Beştepe Millet Kongre ve Kültür Merkezi'nde düzenlenen Ankara Üniversitesi (AÜ) İlahiyat Fakültesi 70. Yıl Kutlama Töreni'ne katılan Cumhurbaşkanı Tayyip Erdoğan, katılımcılara hitap etti:
Türkiye'de ilahiyat ve imam hatip eğitiminin yaygınlaştırılmasının sebebini bugün hepimiz çok acı bir tebessümle hatırlıyoruz. Bir imam hatipli olarak, çocuklarımın imam hatip kapısında, özellikle kızlarımın neler çektiğini bilen bir baba olarak bunları yaşadık. Rabbim tekrarını bir daha bizlere göstermesin inşallah. Onun için de bizler de görevimizin çok iyi farkında olacağız.

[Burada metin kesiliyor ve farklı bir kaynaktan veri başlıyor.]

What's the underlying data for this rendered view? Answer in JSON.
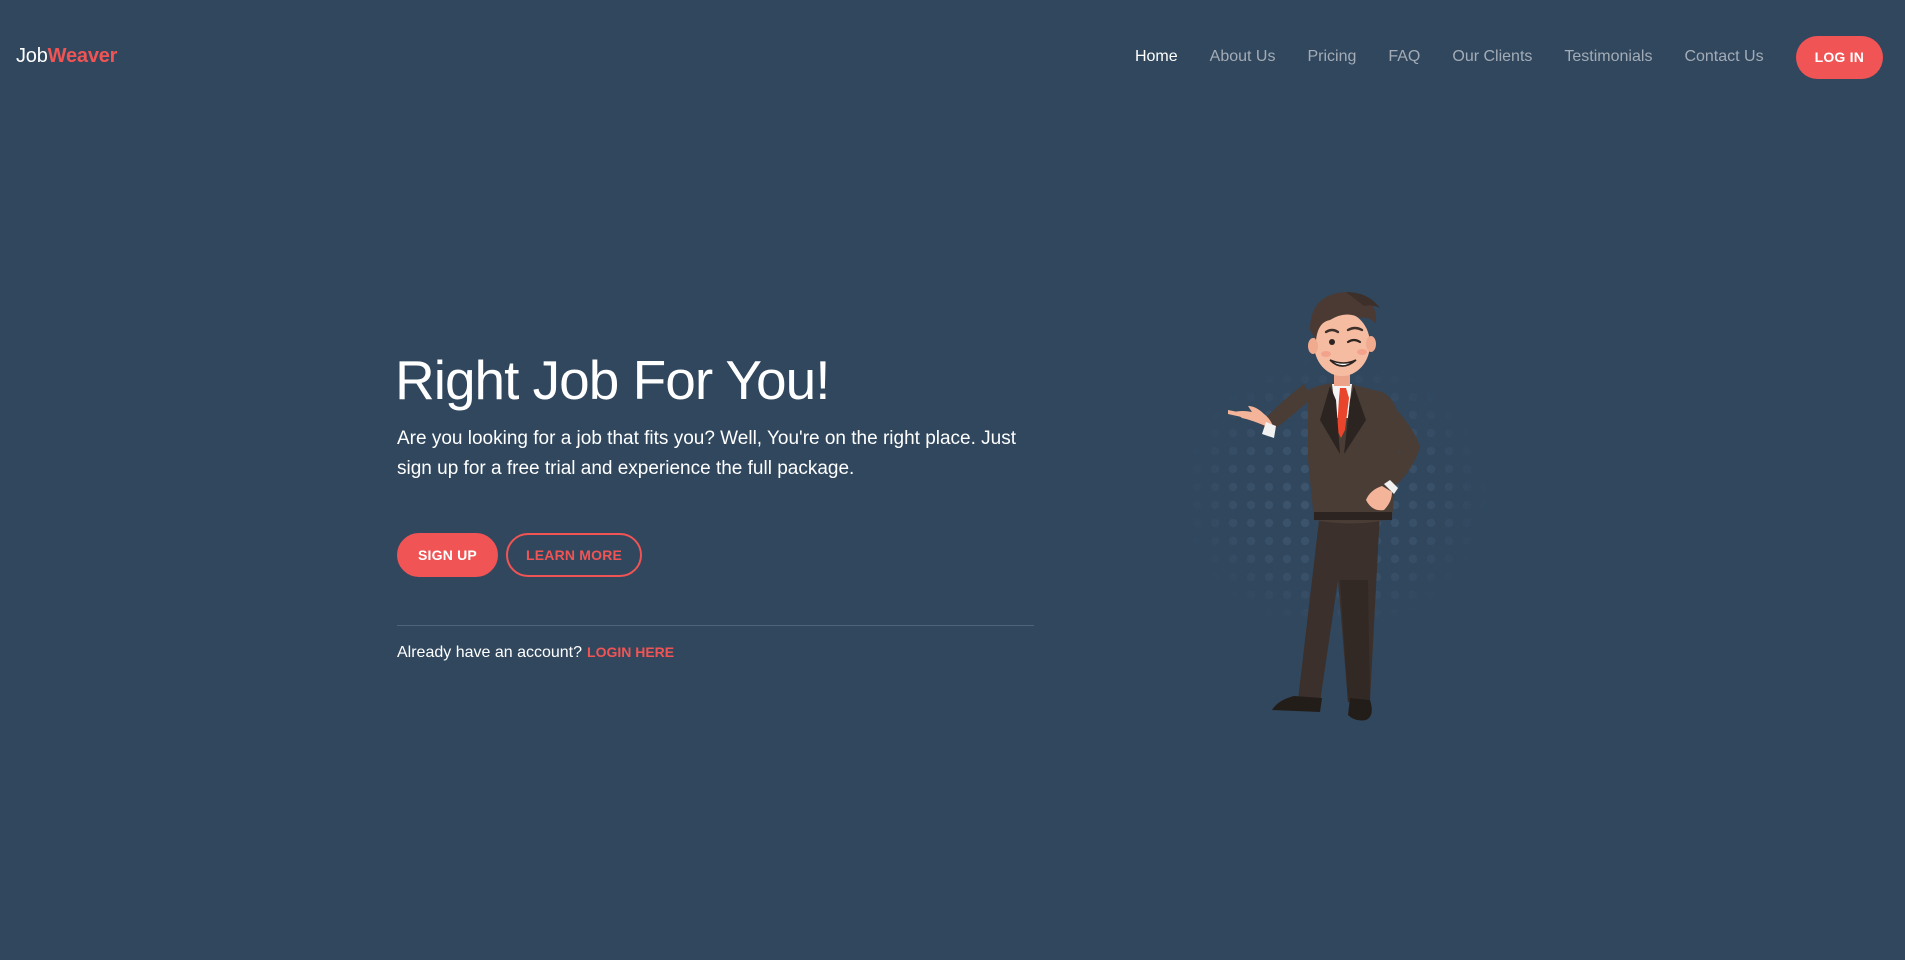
{
  "brand": {
    "prefix": "Job",
    "accent": "Weaver"
  },
  "nav": {
    "links": [
      {
        "label": "Home",
        "active": true
      },
      {
        "label": "About Us"
      },
      {
        "label": "Pricing"
      },
      {
        "label": "FAQ"
      },
      {
        "label": "Our Clients"
      },
      {
        "label": "Testimonials"
      },
      {
        "label": "Contact Us"
      }
    ],
    "login_button": "LOG IN"
  },
  "hero": {
    "title": "Right Job For You!",
    "subtitle": "Are you looking for a job that fits you? Well, You're on the right place. Just sign up for a free trial and experience the full package.",
    "signup_button": "SIGN UP",
    "learn_more_button": "LEARN MORE",
    "account_prompt": "Already have an account?",
    "login_link": "LOGIN HERE"
  },
  "illustration": {
    "icon": "businessman-pointing-illustration"
  },
  "colors": {
    "background": "#30475e",
    "accent": "#f05454",
    "text": "#ffffff",
    "nav_muted": "#a3acb6"
  }
}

NEDEN ÖĞRETMEN OLMUYORSUNUZ
Bir büyüğünüz olarak, Cumhurbaşkanınız olarak sizlere bir ricada bulunacağım. Neden ilahiyat mezunları öğretmenlik yapmada tereddüt yaşarlar. Öğretmen bulmada sıkıntı yaşıyoruz. Nedense ilahiyat mezunları öğretmen olmaya teşebbüs etmiyor. Birçok imam hatipte Kur'an derslerinin boş geçtiğine şahidim. Din Kültürü ve Ahlak Bilgisi dersine hoca bulunmuyor dersem, yalan söylemiş olmam.
BANA BİLE SALDIRDILAR
Karşımda bu mevcut durumu alt üst edecek bir nesil görüyorum. Ülkemin dört bir yanında sizi görev bekliyor. Bir zamanlar, 'Dindar bir nesil' dedim bana imam hatipliler bile saldırdı. Geçmişinde imam hatip var, 'Nereden çıktı bu iş, nereden çıktı bu tespit' gibi sözde köşe yazarı dahi bana saldırdı. Üstelik de imam hatip mezunu. 'Dindar bir gençlik istiyoruz, dindar bir nesil yetiştireceğiz' dediğim için. Bugün yine aynısını söylüyorum, inşallah dindar bir gençlik, dindar bir nesil sizin ellerinizde yetişecek.
MANEVİ DEĞERLER SIÇRAMA YAPACAK
Bunu başardığımız takdirde, çarşıda, sokakta, pazarda o zaman tinercisini, hırsızını, Allah'ın izniyle o zaman görmeyiz veya minimize ederiz. Alkolikleri görmeyiz, niye? Çünkü dindar gençlik bilecek ki alkol haramdır. Dolayısıyla o yola tevessül etmeyecek. Bu konularda atılacak adımlarla dindar neslin olduğu bir ülkede, inanıyorum ki tüm manevi değerler bir anda yüksek bir sıçrama yapacak ve birbirini menfaat, makam, mevki için değil Allah için seven bir millet ortaya çıkacaktır.
DİK DURMAYA MECBURUZ
Gelişmenin, kalkınmanın ve çağı yakalamanın yolu geçmişten güç alarak geleceğe bakmaktan geçiyor. Türkiye'nin yeniden İslam coğrafyasının umudu haline gelmesinde hep birlikte verilen mücadelenin büyük katkısı oldu. Elbette her dönemin kendine münhasır zorlukları, sıkıntıları, ihtiyaçları olacaktır. Bizim de şu anda çektiğimiz sıkıntılar var.
Görüyorsunuz yedi düvel üzerimize saldırıyor. Peki onlar üzerimize saldırıyor diye biz geçmişte olduğu gibi sünepe durumuna geçip, yanaklarımızı çevirip 'tokatlayın' diyecek miyiz? Diyemeyiz. Onun için dik durmaya mecburuz. Dikleşmeden yolumuza devam etmeye de mecburuz.